Da ist er, der reverse racism/heterosexism/etc.: Wer sich gegen Diskriminierung wehrt, ist auf einmal der_die Angreifer_in, ist unsolidarisch, ist böse. Das Lied wird seit Jahren rauf und runter gespielt von dir und anderen Schlandfeministinnen. So nenne ich weiße Mittelklasse-Alphamädchen, für die ihr – oft national- und_oder Standort-“bewusster” – Feminismus gleichbedeutend ist mit heteronormativen reproduktiven Rechten, Lohngleichheit, oft noch binären Geschlechtervorstellungen und vor allem mit sich selbst. Neuerdings werden da auch gerne noch “Men’s Rights’ Activists [sic]”-Forderungen untergebracht. Man kommt quasi aus dem Staunen über diese Art der Klientelpolitik – also der mit universalistischen Phrasen und Identitätspolitik-“Kritik” schlecht verkappten Identitätspolitik für weiße Mittelschichts-Hetero-Paare – nicht mehr heraus.

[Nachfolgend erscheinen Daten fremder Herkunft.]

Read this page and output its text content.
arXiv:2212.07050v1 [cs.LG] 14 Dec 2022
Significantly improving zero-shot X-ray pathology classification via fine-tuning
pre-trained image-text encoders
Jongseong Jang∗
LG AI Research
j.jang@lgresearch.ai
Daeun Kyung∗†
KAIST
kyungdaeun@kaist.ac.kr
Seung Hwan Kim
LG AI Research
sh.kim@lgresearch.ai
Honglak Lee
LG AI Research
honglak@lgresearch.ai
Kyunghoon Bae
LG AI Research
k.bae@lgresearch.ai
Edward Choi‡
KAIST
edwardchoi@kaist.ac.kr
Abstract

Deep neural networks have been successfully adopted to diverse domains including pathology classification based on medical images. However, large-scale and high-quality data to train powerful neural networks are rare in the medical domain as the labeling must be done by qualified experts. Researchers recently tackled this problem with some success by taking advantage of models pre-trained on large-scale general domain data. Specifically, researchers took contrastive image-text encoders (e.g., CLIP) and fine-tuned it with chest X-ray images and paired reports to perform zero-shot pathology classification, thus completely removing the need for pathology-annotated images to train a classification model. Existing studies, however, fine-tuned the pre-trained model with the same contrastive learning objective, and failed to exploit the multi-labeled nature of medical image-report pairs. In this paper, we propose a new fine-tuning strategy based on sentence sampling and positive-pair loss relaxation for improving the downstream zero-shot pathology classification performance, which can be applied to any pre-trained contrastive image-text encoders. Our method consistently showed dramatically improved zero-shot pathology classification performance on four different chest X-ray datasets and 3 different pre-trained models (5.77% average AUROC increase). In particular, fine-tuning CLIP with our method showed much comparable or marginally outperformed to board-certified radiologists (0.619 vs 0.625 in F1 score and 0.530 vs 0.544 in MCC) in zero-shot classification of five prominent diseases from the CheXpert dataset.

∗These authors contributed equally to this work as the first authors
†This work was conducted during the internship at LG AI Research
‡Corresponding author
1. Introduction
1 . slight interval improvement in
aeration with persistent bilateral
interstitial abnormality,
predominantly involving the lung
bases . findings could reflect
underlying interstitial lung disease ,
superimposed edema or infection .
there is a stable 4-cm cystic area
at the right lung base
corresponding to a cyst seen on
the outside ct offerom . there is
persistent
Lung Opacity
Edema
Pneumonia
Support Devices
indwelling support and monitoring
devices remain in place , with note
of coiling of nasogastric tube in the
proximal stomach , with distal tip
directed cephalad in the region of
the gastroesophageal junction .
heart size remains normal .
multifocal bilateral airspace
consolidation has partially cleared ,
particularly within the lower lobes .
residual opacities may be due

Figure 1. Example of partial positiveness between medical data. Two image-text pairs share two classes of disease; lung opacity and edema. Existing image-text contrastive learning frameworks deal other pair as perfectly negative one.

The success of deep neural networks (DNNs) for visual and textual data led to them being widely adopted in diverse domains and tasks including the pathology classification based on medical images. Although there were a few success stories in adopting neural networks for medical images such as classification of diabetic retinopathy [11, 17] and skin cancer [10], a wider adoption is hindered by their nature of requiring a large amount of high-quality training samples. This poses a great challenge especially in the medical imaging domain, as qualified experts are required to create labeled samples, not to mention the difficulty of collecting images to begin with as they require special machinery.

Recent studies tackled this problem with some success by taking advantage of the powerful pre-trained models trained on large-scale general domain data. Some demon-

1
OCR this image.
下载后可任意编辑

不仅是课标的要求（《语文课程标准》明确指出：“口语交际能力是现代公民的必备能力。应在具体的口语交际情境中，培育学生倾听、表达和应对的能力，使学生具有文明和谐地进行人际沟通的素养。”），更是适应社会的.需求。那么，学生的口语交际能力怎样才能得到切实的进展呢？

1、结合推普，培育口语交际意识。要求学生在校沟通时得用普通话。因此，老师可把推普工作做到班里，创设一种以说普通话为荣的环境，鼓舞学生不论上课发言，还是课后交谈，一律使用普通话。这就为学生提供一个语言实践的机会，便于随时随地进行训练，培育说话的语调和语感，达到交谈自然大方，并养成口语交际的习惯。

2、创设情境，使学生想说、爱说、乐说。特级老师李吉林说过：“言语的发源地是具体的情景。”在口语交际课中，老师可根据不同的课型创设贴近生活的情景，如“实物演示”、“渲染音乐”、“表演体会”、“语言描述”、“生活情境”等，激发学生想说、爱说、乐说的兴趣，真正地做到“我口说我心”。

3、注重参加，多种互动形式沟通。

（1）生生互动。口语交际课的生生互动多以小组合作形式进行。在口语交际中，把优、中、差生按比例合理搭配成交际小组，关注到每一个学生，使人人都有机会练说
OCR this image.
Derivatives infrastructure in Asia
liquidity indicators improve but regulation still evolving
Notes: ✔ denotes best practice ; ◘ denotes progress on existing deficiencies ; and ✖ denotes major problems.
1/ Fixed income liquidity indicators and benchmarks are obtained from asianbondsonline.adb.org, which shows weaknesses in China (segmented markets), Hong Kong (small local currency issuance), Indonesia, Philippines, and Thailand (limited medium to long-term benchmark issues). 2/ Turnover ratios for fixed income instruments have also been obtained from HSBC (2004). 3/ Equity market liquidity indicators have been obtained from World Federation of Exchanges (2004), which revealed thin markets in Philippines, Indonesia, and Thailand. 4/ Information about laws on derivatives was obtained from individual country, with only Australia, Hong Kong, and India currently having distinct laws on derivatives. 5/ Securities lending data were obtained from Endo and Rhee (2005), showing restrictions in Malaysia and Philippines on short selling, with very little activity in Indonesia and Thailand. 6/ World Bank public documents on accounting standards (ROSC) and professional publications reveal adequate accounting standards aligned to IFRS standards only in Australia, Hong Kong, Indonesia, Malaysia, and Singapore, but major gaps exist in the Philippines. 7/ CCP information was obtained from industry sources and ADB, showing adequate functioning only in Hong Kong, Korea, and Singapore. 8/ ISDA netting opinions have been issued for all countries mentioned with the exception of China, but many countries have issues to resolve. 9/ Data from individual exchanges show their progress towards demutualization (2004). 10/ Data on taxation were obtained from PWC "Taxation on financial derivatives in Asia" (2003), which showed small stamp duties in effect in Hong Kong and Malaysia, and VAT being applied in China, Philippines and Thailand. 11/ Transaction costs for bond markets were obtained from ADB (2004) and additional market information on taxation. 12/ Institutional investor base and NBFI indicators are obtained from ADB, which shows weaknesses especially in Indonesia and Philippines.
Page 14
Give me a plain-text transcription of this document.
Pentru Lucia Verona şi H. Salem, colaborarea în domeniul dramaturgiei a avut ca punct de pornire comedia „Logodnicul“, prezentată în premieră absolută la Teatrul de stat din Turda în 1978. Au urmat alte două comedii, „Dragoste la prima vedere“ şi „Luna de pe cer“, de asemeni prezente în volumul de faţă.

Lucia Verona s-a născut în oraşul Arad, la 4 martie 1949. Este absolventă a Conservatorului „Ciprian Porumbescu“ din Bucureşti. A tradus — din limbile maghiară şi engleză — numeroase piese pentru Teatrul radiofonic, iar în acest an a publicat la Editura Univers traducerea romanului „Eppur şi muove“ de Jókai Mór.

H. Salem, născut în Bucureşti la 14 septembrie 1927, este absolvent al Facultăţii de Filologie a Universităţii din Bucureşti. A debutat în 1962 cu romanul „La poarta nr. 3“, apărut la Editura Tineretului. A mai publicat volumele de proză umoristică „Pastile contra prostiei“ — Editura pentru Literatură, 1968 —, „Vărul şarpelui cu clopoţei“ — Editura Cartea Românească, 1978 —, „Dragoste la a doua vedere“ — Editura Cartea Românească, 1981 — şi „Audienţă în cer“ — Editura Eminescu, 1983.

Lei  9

Zunächst wollte ich dir auf jeden der Absätze deiner Texte bei den Ruhrbaronen antworten. Schnell stellte sich heraus, dass das nicht nur eine Mammutaufgabe ist, sondern sinnlos angesichts dessen, was in deinen Texten an Vorwissen fehlt und wie viele uninformierte Grundannahmen aus jenen sprechen.

Deshalb habe ich nun einfach eine kleine Auswahl an Materialien für dich und andere zusammengestellt. Es ist, stichpunktartig, eine kleine Übersicht zu den Themen, die du in deinen “Artikeln” ansprichst, und zu denen dir offensichtlich Informationen fehlen. Über ein bisschen Nachholarbeit würde ich mich freuen – bis dahin kehre ich wieder zum Überlesen deines Namens und deiner Texte zurück.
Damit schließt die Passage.